Linda Brannon was Ram Records' first big-selling artist. In 1958, at age 17, she recorded the single, "Wherever You Are" / "Just Another Lie" (RAM #1478). Demand for the album was too great for the small Ram studio to handle, so Smith leased it out to Chess Records (Chess Records #1720) for distribution. Billboard reviewed the album and gave it a three star rating. "Just Another Lie" (written by Ernest Suarez) was later recorded by Brenda Lee (Decca #7-38269/Brunswick #LAT 8376) and Jackie DeShannon (Dot Records 45-15928).

Margaret Lewis (Warwick) recorded many songs with the Ram label, including her song, "Honey (I Miss You Too)" which charted at number 74 on the Billboard Hot Country Singles Chart on June 29, 1968. Lewis later became Smith's songwriting partner.
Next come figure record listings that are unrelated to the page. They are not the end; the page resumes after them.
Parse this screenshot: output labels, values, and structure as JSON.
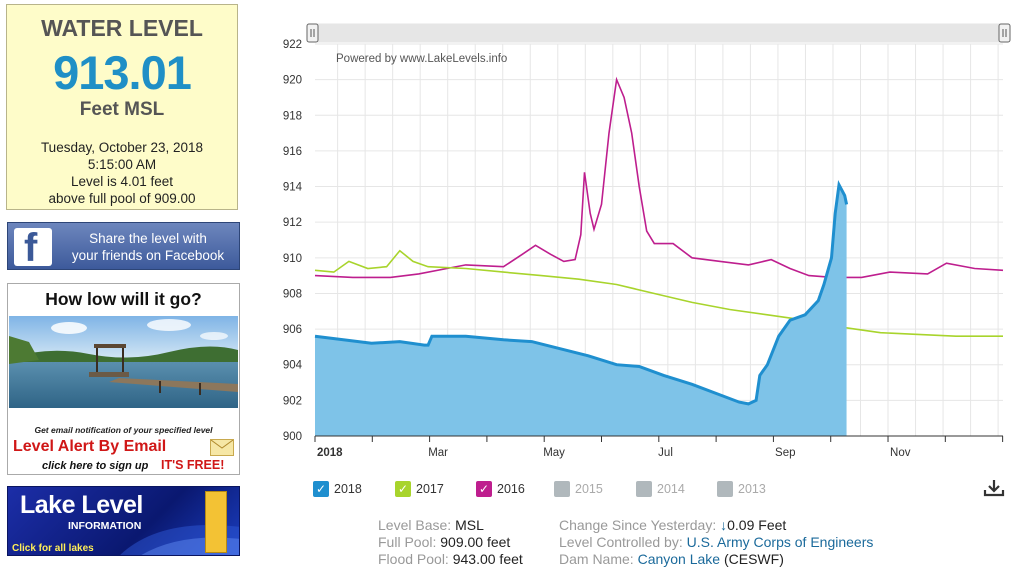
{
  "water_level": {
    "title": "WATER LEVEL",
    "value": "913.01",
    "unit": "Feet MSL",
    "date": "Tuesday, October 23, 2018",
    "time": "5:15:00 AM",
    "level_line1": "Level is 4.01 feet",
    "level_line2": "above full pool of 909.00"
  },
  "facebook_banner": {
    "logo": "f",
    "line1": "Share the level with",
    "line2": "your friends on Facebook"
  },
  "alert_ad": {
    "title": "How low will it go?",
    "sub": "Get email notification of your specified level",
    "main": "Level Alert By Email",
    "signup": "click here to sign up",
    "free": "IT'S FREE!"
  },
  "lake_banner": {
    "title": "Lake Level",
    "sub": "INFORMATION",
    "click": "Click for all lakes"
  },
  "chart_data": {
    "type": "line",
    "credit": "Powered by www.LakeLevels.info",
    "y_ticks": [
      900,
      902,
      904,
      906,
      908,
      910,
      912,
      914,
      916,
      918,
      920,
      922
    ],
    "ylim": [
      900,
      922
    ],
    "x_label_year": "2018",
    "x_month_labels": [
      "Mar",
      "May",
      "Jul",
      "Sep",
      "Nov"
    ],
    "x_domain_days": [
      0,
      365
    ],
    "series": [
      {
        "name": "2018",
        "color": "#1f8fcf",
        "fill": "#7ec3e8",
        "points": [
          [
            0,
            905.6
          ],
          [
            15,
            905.4
          ],
          [
            30,
            905.2
          ],
          [
            45,
            905.3
          ],
          [
            58,
            905.1
          ],
          [
            60,
            905.1
          ],
          [
            62,
            905.6
          ],
          [
            80,
            905.6
          ],
          [
            100,
            905.4
          ],
          [
            115,
            905.3
          ],
          [
            130,
            904.9
          ],
          [
            145,
            904.5
          ],
          [
            160,
            904.0
          ],
          [
            172,
            903.9
          ],
          [
            185,
            903.4
          ],
          [
            200,
            902.9
          ],
          [
            215,
            902.3
          ],
          [
            225,
            901.9
          ],
          [
            230,
            901.8
          ],
          [
            234,
            902.0
          ],
          [
            236,
            903.4
          ],
          [
            240,
            904.0
          ],
          [
            246,
            905.6
          ],
          [
            252,
            906.5
          ],
          [
            260,
            906.8
          ],
          [
            267,
            907.6
          ],
          [
            270,
            908.5
          ],
          [
            274,
            910.0
          ],
          [
            276,
            912.5
          ],
          [
            278,
            914.1
          ],
          [
            281,
            913.5
          ],
          [
            282,
            913.0
          ]
        ]
      },
      {
        "name": "2017",
        "color": "#a8d42c",
        "points": [
          [
            0,
            909.3
          ],
          [
            10,
            909.2
          ],
          [
            18,
            909.8
          ],
          [
            28,
            909.4
          ],
          [
            38,
            909.5
          ],
          [
            45,
            910.4
          ],
          [
            52,
            909.8
          ],
          [
            60,
            909.5
          ],
          [
            80,
            909.4
          ],
          [
            100,
            909.2
          ],
          [
            120,
            909.0
          ],
          [
            140,
            908.8
          ],
          [
            160,
            908.5
          ],
          [
            180,
            908.0
          ],
          [
            200,
            907.5
          ],
          [
            220,
            907.1
          ],
          [
            240,
            906.8
          ],
          [
            260,
            906.5
          ],
          [
            280,
            906.1
          ],
          [
            300,
            905.8
          ],
          [
            320,
            905.7
          ],
          [
            340,
            905.6
          ],
          [
            365,
            905.6
          ]
        ]
      },
      {
        "name": "2016",
        "color": "#be1e8e",
        "points": [
          [
            0,
            909.0
          ],
          [
            20,
            908.9
          ],
          [
            40,
            908.9
          ],
          [
            55,
            909.1
          ],
          [
            70,
            909.4
          ],
          [
            80,
            909.6
          ],
          [
            100,
            909.5
          ],
          [
            110,
            910.2
          ],
          [
            117,
            910.7
          ],
          [
            125,
            910.2
          ],
          [
            132,
            909.8
          ],
          [
            138,
            909.9
          ],
          [
            141,
            911.3
          ],
          [
            143,
            914.8
          ],
          [
            146,
            912.5
          ],
          [
            148,
            911.6
          ],
          [
            152,
            913.0
          ],
          [
            156,
            917.0
          ],
          [
            160,
            920.0
          ],
          [
            164,
            919.0
          ],
          [
            168,
            917.0
          ],
          [
            172,
            914.0
          ],
          [
            176,
            911.5
          ],
          [
            180,
            910.8
          ],
          [
            190,
            910.8
          ],
          [
            200,
            910.0
          ],
          [
            215,
            909.8
          ],
          [
            230,
            909.6
          ],
          [
            242,
            909.9
          ],
          [
            252,
            909.4
          ],
          [
            262,
            909.0
          ],
          [
            275,
            908.9
          ],
          [
            290,
            908.9
          ],
          [
            305,
            909.2
          ],
          [
            325,
            909.1
          ],
          [
            335,
            909.7
          ],
          [
            350,
            909.4
          ],
          [
            365,
            909.3
          ]
        ]
      }
    ],
    "legend": [
      {
        "label": "2018",
        "color": "#1f8fcf",
        "active": true
      },
      {
        "label": "2017",
        "color": "#a8d42c",
        "active": true
      },
      {
        "label": "2016",
        "color": "#be1e8e",
        "active": true
      },
      {
        "label": "2015",
        "color": "#b0b8bc",
        "active": false
      },
      {
        "label": "2014",
        "color": "#b0b8bc",
        "active": false
      },
      {
        "label": "2013",
        "color": "#b0b8bc",
        "active": false
      }
    ]
  },
  "info": {
    "level_base_label": "Level Base:",
    "level_base_value": "MSL",
    "full_pool_label": "Full Pool:",
    "full_pool_value": "909.00 feet",
    "flood_pool_label": "Flood Pool:",
    "flood_pool_value": "943.00 feet",
    "change_label": "Change Since Yesterday:",
    "change_arrow": "↓",
    "change_value": "0.09 Feet",
    "controlled_label": "Level Controlled by:",
    "controlled_value": "U.S. Army Corps of Engineers",
    "dam_label": "Dam Name:",
    "dam_value": "Canyon Lake",
    "dam_code": "(CESWF)"
  }
}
Smith and Lewis wrote more than 20 songs for Jeannie C. Riley and over 100 songs in total. Many of their songs made it to the Billboard Top 10 and together they won six BMI Awards. Lewis later married Mira Smith's cousin, Alton Warwick.

Other RAM artists:
- Roy "Boogie Boy" Perkins, (a.k.a. Ernest Suarez) was a songwriter and musician who wrote "Just Another Lie" and many other songs for RAM artists.
- Bobby Page and The Riff Raffs recorded many songs in the Ram studio. The band included singer Bobby Page (a.k.a. Elwood Dugas), singer/pianist Roy "Boogie Boy" Perkins, tenor saxophonist Jimmy "Scatman" Patin, and saxophonist Harry Simoneaux. Many of their songs remained in the Ram vault and were not released until 1994. The band's songs have been played on several TV shows and feature films. Their song, "I Love My Baby" is played in the Academy Award-winning movie, Green Book (2018).
- The Lonesome Drifter (a.k.a. Thomas Johnson)
- Endom Spires (a.k.a. Buddy Sepaugh)
- June Bug Bailey
- Sonny ("Golden Boy") Williamson II,
- Larry Bamburg (a.k.a. Larry Lincoln)
- Charlotte Ray Hunter
- Billy Sanford
- Leon Post
- Elgie Brown

===Clif Records===
In 1957, Smith partnered with Cliff Hagin and added Clif Records as a subsidiary record label. Clif's first success was with T.V. Slim (Oscar Wills) and his song "Flatfoot Sam" (Clif #103), written by his wife, Clara Wills. Slim had connections with Leonard Chess and was able to get Checker Records to distribute the song across the nation (Checker #870). Billboard gave the song a 77 rating. "Flatfoot Sam" has since been recorded by Tommy Blake (Sun Records #278), Paul Gayten (Argo Records #5277), Mickey Murray (SSS International #755), and Brian Setzer (for his 2005 album Rockabilly Riot! Volume 1: A Tribute to Sun Records (Surfdog Records #44068-2)). In 1959, the Clif label released the songs "Hot Tamales and Bar-B-Que" by Chico Chism and his Jetanairs.

===K Records===
K Records was another Ram subsidiary record label, named after Smith's sister, Katherine. The Lonesome Drifter (Thomas Johnson) and his single "Eager Boy" / "Tear Drop Valley" (1958) is considered one of the more significant recordings from this label.

==Studio struggles==
In an almost exclusively male business, Smith often found it difficult to find distribution and promotion services. Her cousin, Alton Warwick, was interviewed in 1994 and commented that he believed being a woman hindered her success, because people did not always take her seriously, especially with issues like financing. Due to her tight budget, she only promoted a few singles each year and was often forced to leave quality songs in the vault. Many of Ram's recordings remained unreleased for decades.

==Studio closure==
When the Louisiana Hayride closed on August 27, 1960, the Shreveport music scene had already faded significantly. As a result, the Ram label was struggling. A few years later, Smith closed the studio and moved to Nashville to focus on songwriting with Lewis. They became partners and continued to own Ram Records. After Smith's death the, by now, Margaret Lewis-Warwick, and her husband Alton Warwick, continued to own and operate Ram Records from Shreveport, Louisiana. They own all trademarks, licensing and catalog.

==Catalog release==
In 1994, five years after Smith's death from leukemia in 1989, the London-based Ace Records, a British reissue label, released a six CD box set which included many previously unreleased songs from the Ram catalog. Ray Topping assembled the collection. The Ace release received many mentions in the press including in Billboard. In September and October 1994, NPR's Alex Chadwick ran a four part story on the Ram studio and record label.